Jemele Hill: Celtics-Magic. These teams split their regular-season series. Just based off matchups, all indications point to a seven-gamer. Lots of intrigue here because both teams have serious questions that need to be answered. Do the Celtics have anything left? Are the Magic for real? Can the Celtics return to the Eastern Conference finals without Kevin Garnett? Plus, the winner of this series sets up a potentially terrific matchup with the Cavs (yes, I'm already putting them past Atlanta), since both teams are capable of beating Cleveland.
Scoop Jackson: Boston-Orlando will be fun. Despite what I said earlier, the Magic have a shot to win. It'll go seven. But after watching the incredible Boston-Chicago series, watching Boston-Orlando is going to be anticlimactic. I'll probably watch that Bulls-Celts series over again.
Question: Which player has the most to prove in the second round?
Jemele Hill: Dwight Howard. Is he a superstar or isn't he? He's put up great numbers in the playoffs, but he has yet to have that defining postseason game. The fact that people questioned whether the Magic were better without him after the series-clinching win in Philly lets you know how much they doubt him. He's a phenomenal athlete, but can he take the Magic to the next level?
Scoop Jackson: Yao Ming has to do something. The series against the Lakers will be where we discover whether Yao is ever going to be a dominant player or just a complementary big that needs a future Hall of Famer or two to validate him. It's a different type of pressure. More personal than team-oriented. But now that the Rockets have gotten past the first round and McGrady isn't there, the spotlight is going to be on Yao.
Question: The Rockets finally advanced to the second round -- without McGrady. Are they a better team without him? Do they have any shot against the Lakers?
Jemele Hill: Can T-Mac's "superstar" card finally be revoked? Houston is better without him because the offense goes through Yao, who is an excellent passer. Ultimately, Houston will lose this series because the Rockets just don't have enough. And any time someone anoints himself as the guy who can shut down Kobe -- see Ron Artest -- it does not end well. I'll be pleasantly surprised if this series goes beyond five games.
Scoop Jackson: Jemele, just read my last column. Anyone that believes that the Rockets are better without T-Mac is as clueless as Stacey Dash. As the rounds get deeper, that superstar will become necessary and needed. (Think the Knicks were better without Patrick Ewing when they played the Spurs in the 1999 Finals, even though they were "playing better" without him?) In the case of McGrady against the Lakers, the Rockets will miss his ability to counter Kobe's production, and they will miss his ability to win games with a single shot. While those things weren't necessary for the Rockets to get past the Blazers, it will probably be the reason they won't get by the Lakers.

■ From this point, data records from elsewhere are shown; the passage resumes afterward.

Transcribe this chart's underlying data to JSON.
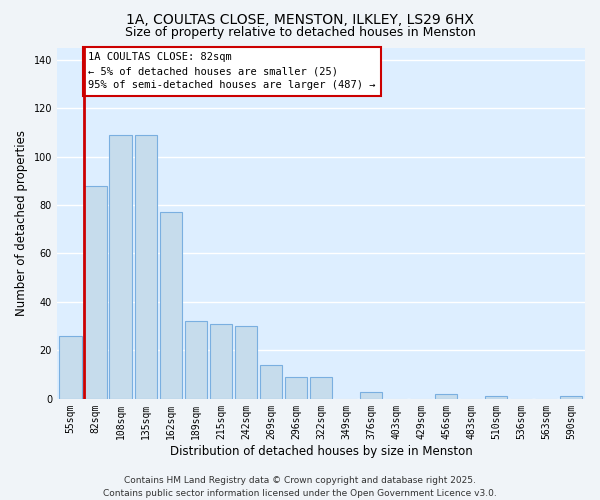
{
  "title_line1": "1A, COULTAS CLOSE, MENSTON, ILKLEY, LS29 6HX",
  "title_line2": "Size of property relative to detached houses in Menston",
  "xlabel": "Distribution of detached houses by size in Menston",
  "ylabel": "Number of detached properties",
  "categories": [
    "55sqm",
    "82sqm",
    "108sqm",
    "135sqm",
    "162sqm",
    "189sqm",
    "215sqm",
    "242sqm",
    "269sqm",
    "296sqm",
    "322sqm",
    "349sqm",
    "376sqm",
    "403sqm",
    "429sqm",
    "456sqm",
    "483sqm",
    "510sqm",
    "536sqm",
    "563sqm",
    "590sqm"
  ],
  "values": [
    26,
    88,
    109,
    109,
    77,
    32,
    31,
    30,
    14,
    9,
    9,
    0,
    3,
    0,
    0,
    2,
    0,
    1,
    0,
    0,
    1
  ],
  "bar_color": "#c6dcec",
  "bar_edge_color": "#7aafe0",
  "highlight_bar_index": 1,
  "highlight_line_color": "#cc0000",
  "ylim": [
    0,
    145
  ],
  "yticks": [
    0,
    20,
    40,
    60,
    80,
    100,
    120,
    140
  ],
  "annotation_text_line1": "1A COULTAS CLOSE: 82sqm",
  "annotation_text_line2": "← 5% of detached houses are smaller (25)",
  "annotation_text_line3": "95% of semi-detached houses are larger (487) →",
  "footer_line1": "Contains HM Land Registry data © Crown copyright and database right 2025.",
  "footer_line2": "Contains public sector information licensed under the Open Government Licence v3.0.",
  "background_color": "#f0f4f8",
  "plot_bg_color": "#ddeeff",
  "grid_color": "#ffffff",
  "title_fontsize": 10,
  "subtitle_fontsize": 9,
  "axis_label_fontsize": 8.5,
  "tick_fontsize": 7,
  "annotation_fontsize": 7.5,
  "footer_fontsize": 6.5
}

Question: Glen "Big Baby" Davis was one player who burst into the spotlight in Round 1. Give us three sleeper players to watch in Round 2.
Jemele Hill: J.R. "Swish" (Smith): He's the reason the Nuggets arguably have the best bench in the league. Rashard Lewis: He's got a pretty favorable matchup against Big Baby. He should put up big numbers. Shane Battier: He quietly had an excellent series against Portland, including a couple of big 3s in the last game. He's not flashy, but he's efficient and smart, and not the guy to leave alone on the 3-point line.
Scoop Jackson: Al Horford: If he holds his own against Zydrunas Ilgauskas, Al will come out of the series as the player who is the key to the Hawks' success. His defense is going to be the determining factor. Nene: He has the possibility to float under the radar and be the main reason the Nuggets easily get past Dallas. The fact that he matches up against Erick Dampier will cater to Nene's virtues as a center stuck in a power forward's body. Shannon Brown: When's the last time you saw Jordan Farmer in a game? Shannon gives the Lakers a toughness in the backcourt they haven't had since Ron Harper.